As the chequered flag went down, the team celebrated their second place – it was their third time on the podium in the last three years, having won in 2014 and clinched silver last year.
The biggest shock of the race came one lap from the end when the overall leader, the LMP1 Toyota, broke down on the home stretch, one lap before the end, handing victory to Porsche.
When it was all over we ran towards the podium to watch the champions receive their trophies in front of the roaring spectators.
Soon after Jota G-Drive had been given their trophies and the spraying of champagne ceased, Ben and I were forced to bid a swift farewell to the team and start our journey back to the UK, leaving many fans to celebrate late into the night.
On our journey home French locals stood on bridges above the motorway waving at the fans heading to the coast and hoping to catch a glimpse of the most exotic cars. And while driving back, we were already planning what we will do next year, when we go to our second 24 Hours of Le Mans – because it really is a way of life.
WHAT IS THE 24 HOURS OF LE MANS?
Le Mans is the world’s oldest active sports car endurance race and has been running since 1923.
It is hosted on the Circuit de la Sarthe, which is owned by the Automobile Club de l’Ouest – founded in 1906.
Situated near the French city of Le Mans, the race was designed to test the ability of manufacturers to build sporty yet reliable cars.
The race is held in June each year and begins in the mid-afternoon, finishing the following day at the same hour the race started the previous day.

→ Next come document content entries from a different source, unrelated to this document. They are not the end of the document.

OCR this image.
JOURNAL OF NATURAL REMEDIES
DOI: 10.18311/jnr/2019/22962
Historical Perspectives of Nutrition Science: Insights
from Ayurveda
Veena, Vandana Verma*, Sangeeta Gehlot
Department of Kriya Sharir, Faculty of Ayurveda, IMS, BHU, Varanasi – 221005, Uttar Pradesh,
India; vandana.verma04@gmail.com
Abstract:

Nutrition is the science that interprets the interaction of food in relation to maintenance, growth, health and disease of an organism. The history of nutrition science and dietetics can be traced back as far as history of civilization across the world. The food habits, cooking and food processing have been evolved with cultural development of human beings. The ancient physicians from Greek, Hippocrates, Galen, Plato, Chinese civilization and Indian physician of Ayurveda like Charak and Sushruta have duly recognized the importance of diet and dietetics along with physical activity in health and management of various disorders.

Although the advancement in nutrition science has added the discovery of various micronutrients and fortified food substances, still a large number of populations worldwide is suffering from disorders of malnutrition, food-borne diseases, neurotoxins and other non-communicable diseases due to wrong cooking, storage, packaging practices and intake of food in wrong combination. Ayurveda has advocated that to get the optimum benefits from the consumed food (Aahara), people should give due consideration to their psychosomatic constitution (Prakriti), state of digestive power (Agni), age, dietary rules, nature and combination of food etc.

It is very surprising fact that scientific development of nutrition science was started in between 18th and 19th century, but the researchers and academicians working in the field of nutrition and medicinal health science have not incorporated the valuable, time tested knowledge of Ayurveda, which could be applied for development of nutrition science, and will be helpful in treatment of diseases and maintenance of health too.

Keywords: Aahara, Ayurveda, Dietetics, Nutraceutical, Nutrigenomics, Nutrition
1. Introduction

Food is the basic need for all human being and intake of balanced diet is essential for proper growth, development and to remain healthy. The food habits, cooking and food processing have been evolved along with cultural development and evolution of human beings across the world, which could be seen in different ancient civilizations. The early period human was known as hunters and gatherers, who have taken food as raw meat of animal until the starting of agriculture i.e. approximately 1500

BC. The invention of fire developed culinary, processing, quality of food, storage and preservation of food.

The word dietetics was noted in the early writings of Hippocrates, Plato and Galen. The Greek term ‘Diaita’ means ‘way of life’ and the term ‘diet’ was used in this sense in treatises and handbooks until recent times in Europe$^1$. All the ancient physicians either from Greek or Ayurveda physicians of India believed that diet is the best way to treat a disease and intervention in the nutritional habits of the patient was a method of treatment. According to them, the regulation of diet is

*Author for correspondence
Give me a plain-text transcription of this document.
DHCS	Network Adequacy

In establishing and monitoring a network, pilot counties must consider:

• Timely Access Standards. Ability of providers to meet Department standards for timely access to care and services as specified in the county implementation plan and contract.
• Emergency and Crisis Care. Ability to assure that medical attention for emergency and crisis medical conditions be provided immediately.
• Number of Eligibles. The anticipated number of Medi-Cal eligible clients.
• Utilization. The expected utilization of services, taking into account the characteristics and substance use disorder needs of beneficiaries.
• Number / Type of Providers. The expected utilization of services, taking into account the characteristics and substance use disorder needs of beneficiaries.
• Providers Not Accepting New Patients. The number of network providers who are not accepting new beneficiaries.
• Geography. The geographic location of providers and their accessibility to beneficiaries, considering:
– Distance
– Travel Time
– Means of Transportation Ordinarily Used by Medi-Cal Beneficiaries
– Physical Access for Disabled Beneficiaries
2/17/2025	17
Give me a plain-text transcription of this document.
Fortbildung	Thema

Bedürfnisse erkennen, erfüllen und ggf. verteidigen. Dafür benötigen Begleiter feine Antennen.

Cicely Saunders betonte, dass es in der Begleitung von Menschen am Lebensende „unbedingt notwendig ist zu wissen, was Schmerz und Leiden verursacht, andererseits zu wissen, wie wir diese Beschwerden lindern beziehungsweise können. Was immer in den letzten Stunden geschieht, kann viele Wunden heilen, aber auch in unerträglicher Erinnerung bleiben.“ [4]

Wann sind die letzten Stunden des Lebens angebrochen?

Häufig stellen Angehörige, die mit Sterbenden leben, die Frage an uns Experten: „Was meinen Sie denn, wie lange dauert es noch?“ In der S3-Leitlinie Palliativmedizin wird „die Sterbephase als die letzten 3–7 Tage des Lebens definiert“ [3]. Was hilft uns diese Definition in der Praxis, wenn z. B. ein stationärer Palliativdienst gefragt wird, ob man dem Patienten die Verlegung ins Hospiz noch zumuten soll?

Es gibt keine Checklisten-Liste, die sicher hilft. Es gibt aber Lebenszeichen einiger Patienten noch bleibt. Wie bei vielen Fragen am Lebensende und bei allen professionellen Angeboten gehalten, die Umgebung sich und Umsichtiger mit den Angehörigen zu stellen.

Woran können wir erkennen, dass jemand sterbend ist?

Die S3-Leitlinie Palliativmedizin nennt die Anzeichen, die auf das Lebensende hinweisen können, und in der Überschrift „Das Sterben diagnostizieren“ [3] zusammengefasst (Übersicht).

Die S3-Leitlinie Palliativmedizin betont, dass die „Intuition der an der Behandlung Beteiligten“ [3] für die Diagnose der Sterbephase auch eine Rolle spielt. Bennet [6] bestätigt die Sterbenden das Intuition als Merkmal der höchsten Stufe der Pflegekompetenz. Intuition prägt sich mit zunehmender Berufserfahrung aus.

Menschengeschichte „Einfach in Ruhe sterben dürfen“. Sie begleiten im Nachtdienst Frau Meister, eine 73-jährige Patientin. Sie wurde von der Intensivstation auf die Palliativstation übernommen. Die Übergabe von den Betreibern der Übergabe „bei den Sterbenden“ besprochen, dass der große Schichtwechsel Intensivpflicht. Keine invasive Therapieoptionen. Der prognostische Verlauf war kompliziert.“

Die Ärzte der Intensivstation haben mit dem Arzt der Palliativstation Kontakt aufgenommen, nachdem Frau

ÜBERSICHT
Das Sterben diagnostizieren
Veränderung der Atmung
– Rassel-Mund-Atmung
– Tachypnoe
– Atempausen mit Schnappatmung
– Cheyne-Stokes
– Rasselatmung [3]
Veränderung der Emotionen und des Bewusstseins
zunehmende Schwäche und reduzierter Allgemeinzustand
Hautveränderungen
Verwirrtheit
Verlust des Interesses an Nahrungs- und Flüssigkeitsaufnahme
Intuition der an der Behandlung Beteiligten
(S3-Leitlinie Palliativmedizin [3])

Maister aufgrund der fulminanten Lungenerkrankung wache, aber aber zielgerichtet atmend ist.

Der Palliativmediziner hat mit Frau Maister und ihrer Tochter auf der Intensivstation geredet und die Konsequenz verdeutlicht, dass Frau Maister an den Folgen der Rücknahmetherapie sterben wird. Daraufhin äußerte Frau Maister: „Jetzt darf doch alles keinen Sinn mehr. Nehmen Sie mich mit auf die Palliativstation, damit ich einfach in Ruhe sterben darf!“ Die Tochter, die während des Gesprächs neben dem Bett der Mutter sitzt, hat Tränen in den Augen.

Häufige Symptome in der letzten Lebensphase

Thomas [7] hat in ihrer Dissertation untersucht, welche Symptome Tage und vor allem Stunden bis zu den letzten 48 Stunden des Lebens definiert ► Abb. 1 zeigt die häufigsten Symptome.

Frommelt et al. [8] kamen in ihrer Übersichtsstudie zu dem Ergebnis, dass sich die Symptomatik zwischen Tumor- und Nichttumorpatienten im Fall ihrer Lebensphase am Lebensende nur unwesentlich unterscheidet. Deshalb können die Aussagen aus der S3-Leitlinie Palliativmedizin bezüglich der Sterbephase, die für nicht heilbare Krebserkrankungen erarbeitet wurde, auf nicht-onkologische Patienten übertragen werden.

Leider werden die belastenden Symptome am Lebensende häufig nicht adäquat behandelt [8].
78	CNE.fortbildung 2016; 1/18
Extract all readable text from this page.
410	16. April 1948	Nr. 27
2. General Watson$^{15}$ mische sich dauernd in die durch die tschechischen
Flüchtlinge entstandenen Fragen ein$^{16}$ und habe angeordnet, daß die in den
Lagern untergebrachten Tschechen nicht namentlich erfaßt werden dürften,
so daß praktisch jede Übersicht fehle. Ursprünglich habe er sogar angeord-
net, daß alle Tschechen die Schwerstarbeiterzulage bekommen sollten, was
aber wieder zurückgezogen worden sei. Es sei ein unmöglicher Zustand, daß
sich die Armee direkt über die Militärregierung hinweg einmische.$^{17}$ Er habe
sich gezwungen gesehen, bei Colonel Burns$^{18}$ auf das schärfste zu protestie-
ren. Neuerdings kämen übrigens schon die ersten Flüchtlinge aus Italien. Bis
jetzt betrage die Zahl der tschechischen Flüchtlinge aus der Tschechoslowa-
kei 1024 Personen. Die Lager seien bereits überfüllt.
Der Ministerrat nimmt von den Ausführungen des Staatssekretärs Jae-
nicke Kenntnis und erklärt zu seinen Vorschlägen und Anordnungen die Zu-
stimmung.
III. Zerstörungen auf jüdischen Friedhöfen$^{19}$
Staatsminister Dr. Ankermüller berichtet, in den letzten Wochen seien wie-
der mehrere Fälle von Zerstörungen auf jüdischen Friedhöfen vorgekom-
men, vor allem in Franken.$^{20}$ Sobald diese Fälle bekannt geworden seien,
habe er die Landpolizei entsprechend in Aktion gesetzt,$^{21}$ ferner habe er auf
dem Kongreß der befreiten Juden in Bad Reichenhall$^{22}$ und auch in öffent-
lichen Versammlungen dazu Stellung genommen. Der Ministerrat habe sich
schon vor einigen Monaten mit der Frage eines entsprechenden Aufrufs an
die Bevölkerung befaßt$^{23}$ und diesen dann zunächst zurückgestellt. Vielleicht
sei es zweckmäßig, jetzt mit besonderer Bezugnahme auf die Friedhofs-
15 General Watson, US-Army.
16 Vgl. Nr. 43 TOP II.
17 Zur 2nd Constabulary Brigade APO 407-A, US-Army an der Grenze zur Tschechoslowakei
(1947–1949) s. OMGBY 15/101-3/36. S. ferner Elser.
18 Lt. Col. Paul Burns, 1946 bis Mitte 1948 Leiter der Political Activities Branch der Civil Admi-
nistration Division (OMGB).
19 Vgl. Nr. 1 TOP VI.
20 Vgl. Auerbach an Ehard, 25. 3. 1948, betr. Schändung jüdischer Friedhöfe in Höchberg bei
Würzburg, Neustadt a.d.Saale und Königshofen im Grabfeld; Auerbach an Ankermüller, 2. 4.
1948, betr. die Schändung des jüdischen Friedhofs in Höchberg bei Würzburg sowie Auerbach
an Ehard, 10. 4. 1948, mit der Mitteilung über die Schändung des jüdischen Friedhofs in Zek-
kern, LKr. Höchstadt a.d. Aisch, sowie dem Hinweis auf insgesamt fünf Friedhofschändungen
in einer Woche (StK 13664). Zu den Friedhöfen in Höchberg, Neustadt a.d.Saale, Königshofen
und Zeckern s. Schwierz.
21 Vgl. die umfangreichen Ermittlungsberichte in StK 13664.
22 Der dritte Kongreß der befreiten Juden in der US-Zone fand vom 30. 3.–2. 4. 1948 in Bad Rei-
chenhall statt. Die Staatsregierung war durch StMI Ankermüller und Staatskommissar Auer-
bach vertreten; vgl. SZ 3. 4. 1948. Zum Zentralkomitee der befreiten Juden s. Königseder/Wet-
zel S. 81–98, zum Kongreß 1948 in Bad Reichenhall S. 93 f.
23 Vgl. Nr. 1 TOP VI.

Over the 24 hours modern competitors often cover distances of well over 3,100 miles – approximately 18 times longer than a Formula One Grand Prix race. Current regulations mandate that three drivers share each competing vehicle.
There are two categories of vehicle racing during the 24 Hours of Le Mans – prototypes (LMPs) and Grand Touring cars (GTEs), both of which themselves are split into further categories –LMP1/2 and GTE-PRO and GTE-AM.
LMP1 is the fastest, with speeds over 200mph, and is predominantly, but not always, the preserve of factory-backed teams with big budgets such as Audi, Porsche and Toyota.
LMP2 is the second fastest with cars very similar to the class above, but with some cost limitations because they are only allowed to be operated by private race teams.
GTE cars must be in production for sales and have an aptitude for sport which can be used legally on the open road, with pro drivers racing in the GTE-PRO class and amateurs in GTE-AM.